Notfallpatienten sollen Schweregrad ihrer Beschwerden selbst einschätzen

Aktuell lässt sich aus zahlreichen persönlichen Gesprächen, als auch aus eigenen Erfahrungen ableiten, dass das Eintreten eines medizinischen Notfalles oftmals zu Reaktionen führt, die man bei Patienten und Umfeld durchaus als hilflos bezeichnen kann. Auch erwachsene Menschen, die sonst privat und beruflich stabil im Leben stehen treffen Maßnahmen die rational nicht nachvollziehbar sind.

Doch wenn es nach den Vorstellung aus der Politik, oder denen mancher Entscheidungsträger Kassenärztlicher Vereinigungen geht, dann sollen Notfallpatienten den Schweregrad ihrer Erkrankungen / Verletzungen selbst einschätzen, und sich dann an die richtige Versorgungsstelle wenden, ansonsten sollen Strafmaßnahmen in Form von Zuzahlungen drohen , so z.B. nach Aufsuchen einer zentralen Notaufnahme in Kliniken, und wenn es sich im Nachhinein herausstellt, dass eine solche Inanspruchnahme medizinischer Dienstleistungen nicht gerechtfertigt war.

Solche oder vergleichbare Aussagen waren in den letzten Wochen oftmals in den Medien, und sorgen für große Verwunderung.

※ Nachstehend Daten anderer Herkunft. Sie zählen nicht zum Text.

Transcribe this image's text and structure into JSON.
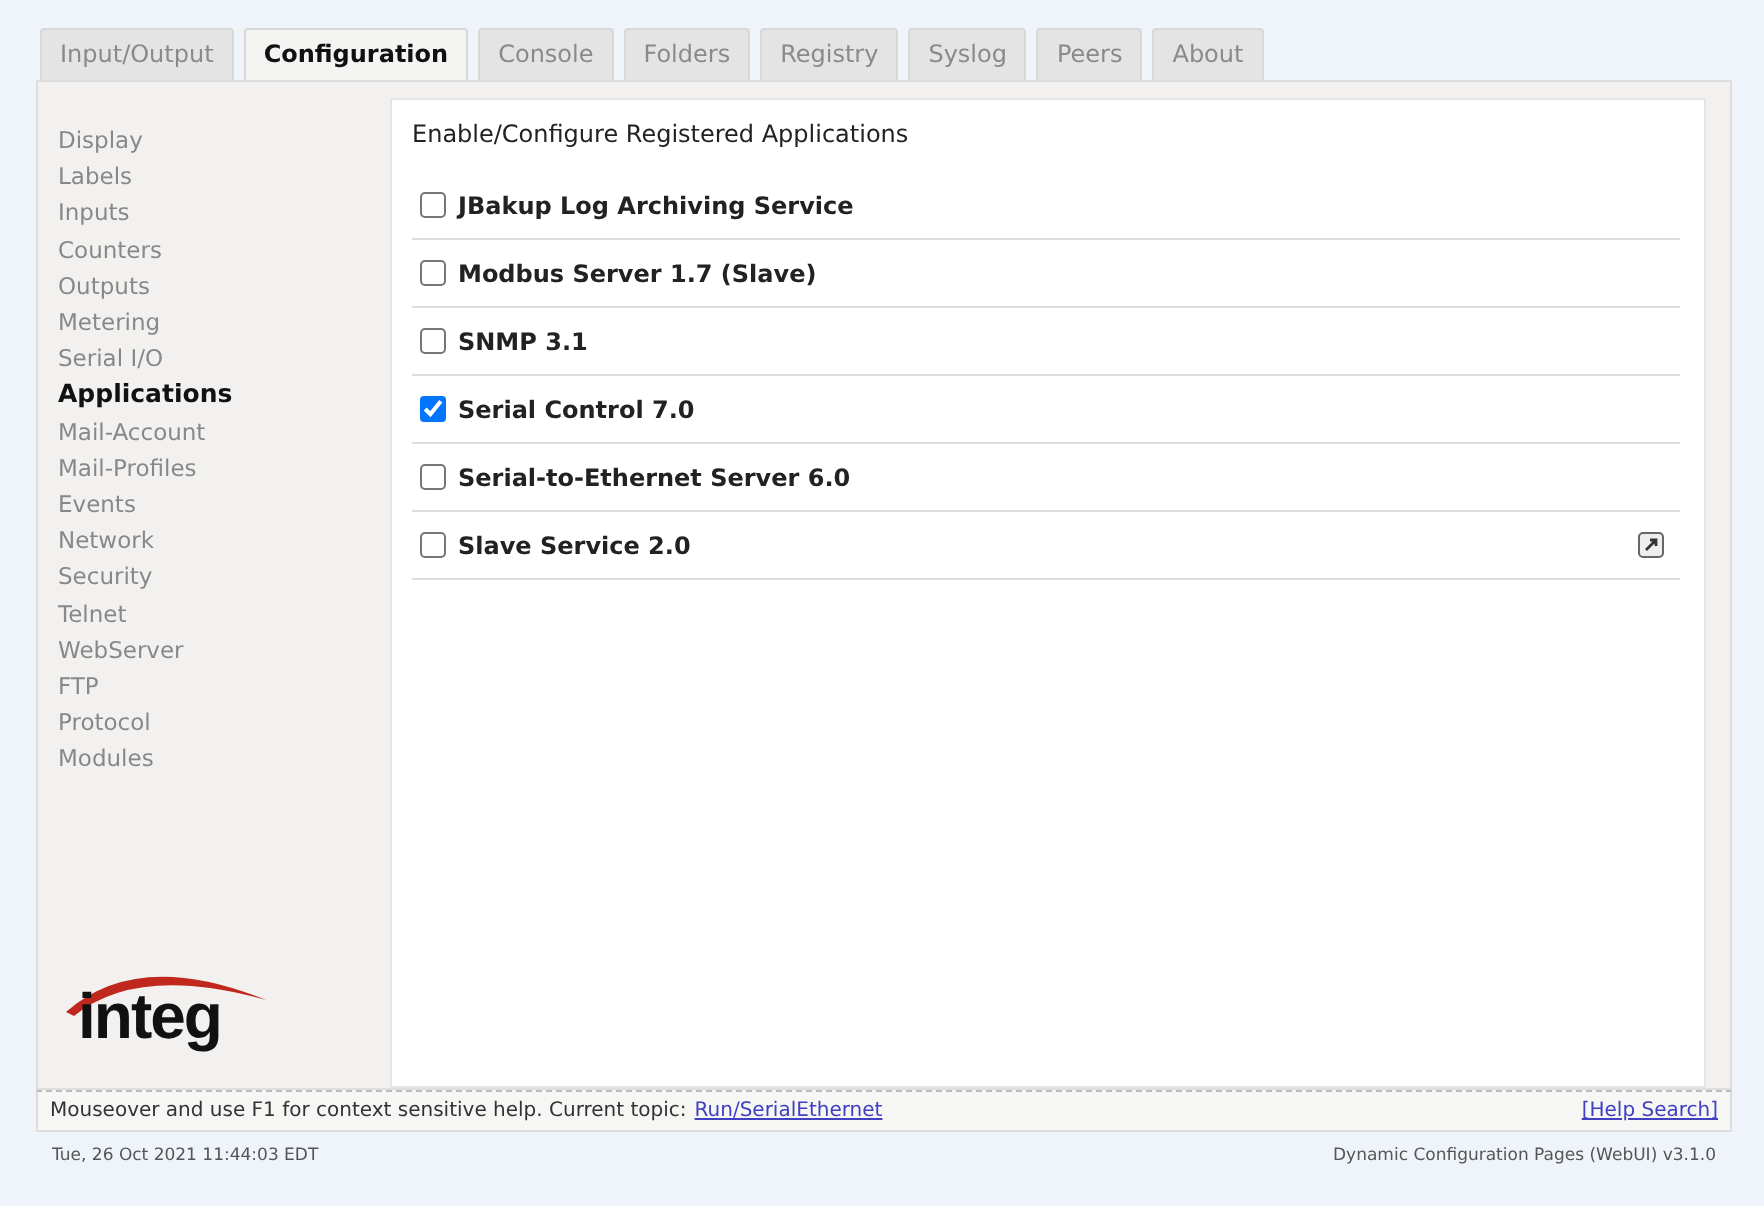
{
  "tabs": [
    {
      "label": "Input/Output",
      "selected": false
    },
    {
      "label": "Configuration",
      "selected": true
    },
    {
      "label": "Console",
      "selected": false
    },
    {
      "label": "Folders",
      "selected": false
    },
    {
      "label": "Registry",
      "selected": false
    },
    {
      "label": "Syslog",
      "selected": false
    },
    {
      "label": "Peers",
      "selected": false
    },
    {
      "label": "About",
      "selected": false
    }
  ],
  "sidebar": {
    "items": [
      {
        "label": "Display",
        "selected": false
      },
      {
        "label": "Labels",
        "selected": false
      },
      {
        "label": "Inputs",
        "selected": false
      },
      {
        "label": "Counters",
        "selected": false
      },
      {
        "label": "Outputs",
        "selected": false
      },
      {
        "label": "Metering",
        "selected": false
      },
      {
        "label": "Serial I/O",
        "selected": false
      },
      {
        "label": "Applications",
        "selected": true
      },
      {
        "label": "Mail-Account",
        "selected": false
      },
      {
        "label": "Mail-Profiles",
        "selected": false
      },
      {
        "label": "Events",
        "selected": false
      },
      {
        "label": "Network",
        "selected": false
      },
      {
        "label": "Security",
        "selected": false
      },
      {
        "label": "Telnet",
        "selected": false
      },
      {
        "label": "WebServer",
        "selected": false
      },
      {
        "label": "FTP",
        "selected": false
      },
      {
        "label": "Protocol",
        "selected": false
      },
      {
        "label": "Modules",
        "selected": false
      }
    ],
    "logo": "integ"
  },
  "content": {
    "heading": "Enable/Configure Registered Applications",
    "applications": [
      {
        "label": "JBakup Log Archiving Service",
        "checked": false,
        "popout": false
      },
      {
        "label": "Modbus Server 1.7 (Slave)",
        "checked": false,
        "popout": false
      },
      {
        "label": "SNMP 3.1",
        "checked": false,
        "popout": false
      },
      {
        "label": "Serial Control 7.0",
        "checked": true,
        "popout": false
      },
      {
        "label": "Serial-to-Ethernet Server 6.0",
        "checked": false,
        "popout": false
      },
      {
        "label": "Slave Service 2.0",
        "checked": false,
        "popout": true
      }
    ]
  },
  "help_bar": {
    "text": "Mouseover and use F1 for context sensitive help. Current topic:",
    "topic_link": "Run/SerialEthernet",
    "search_link": "[Help Search]"
  },
  "status_bar": {
    "datetime": "Tue, 26 Oct 2021 11:44:03 EDT",
    "version": "Dynamic Configuration Pages (WebUI) v3.1.0"
  }
}
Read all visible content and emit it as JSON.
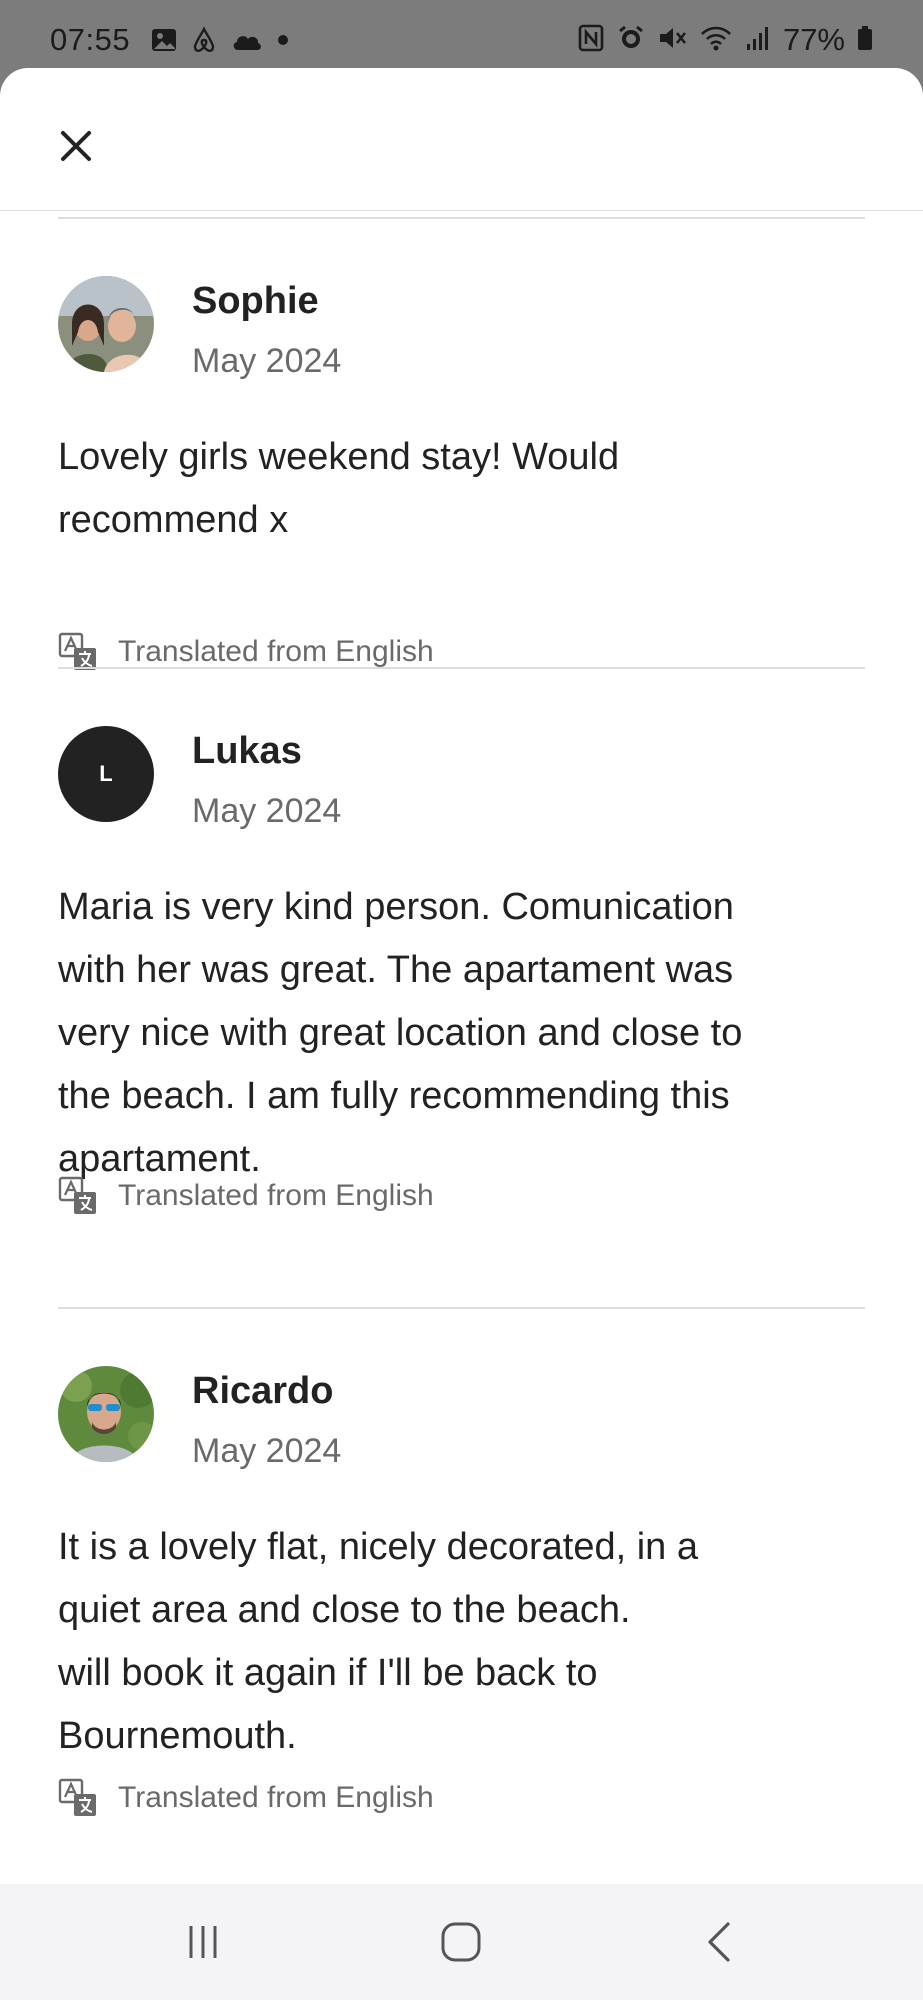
{
  "status_bar": {
    "time": "07:55",
    "battery": "77%",
    "left_icons": [
      "image-icon",
      "airbnb-icon",
      "cloud-icon",
      "dot-icon"
    ],
    "right_icons": [
      "nfc-icon",
      "alarm-icon",
      "mute-icon",
      "wifi-icon",
      "signal-icon",
      "battery-icon"
    ]
  },
  "header": {
    "close_icon": "close-icon"
  },
  "reviews": [
    {
      "name": "Sophie",
      "date": "May 2024",
      "avatar": "photo",
      "text": "Lovely girls weekend stay! Would\nrecommend x",
      "translated": "Translated from English"
    },
    {
      "name": "Lukas",
      "date": "May 2024",
      "avatar_letter": "L",
      "text": "Maria is very kind person. Comunication\nwith her was great. The apartament was\nvery nice with great location and close to\nthe beach. I am fully recommending this\napartament.",
      "translated": "Translated from English"
    },
    {
      "name": "Ricardo",
      "date": "May 2024",
      "avatar": "photo",
      "text": "It is a lovely flat, nicely decorated, in a\nquiet area and close to the beach.\nwill book it again if I'll be back to\nBournemouth.",
      "translated": "Translated from English"
    }
  ],
  "nav_bar": {
    "buttons": [
      "recents-icon",
      "home-icon",
      "back-icon"
    ]
  }
}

Als Rettungsfachkraft mit vierzig Dienstjahren, und 5000 Fortbildungsstunden, sind mir die akuten Ausnahmelagen an Notfallorten bestens bekannt. Die psychische Verfassung der Notfallpatienten ist oftmals den Ausnahmelagen angemessen. Man kann von alten und kranken Menschen, aber auch von Menschen mit eingeschränkter mentaler Fitness nicht erwarten, dass diese in der Lage sind, von ihnen als Bedrohungslage empfundene gesundheitlichen Beeinträchtigungen Ersteinschätzen zu können. Auch erwachsene Menschen, die sonst privat und beruflich stabil im Leben stehen treffen Maßnahmen die rational nicht nachvollziehbar sind.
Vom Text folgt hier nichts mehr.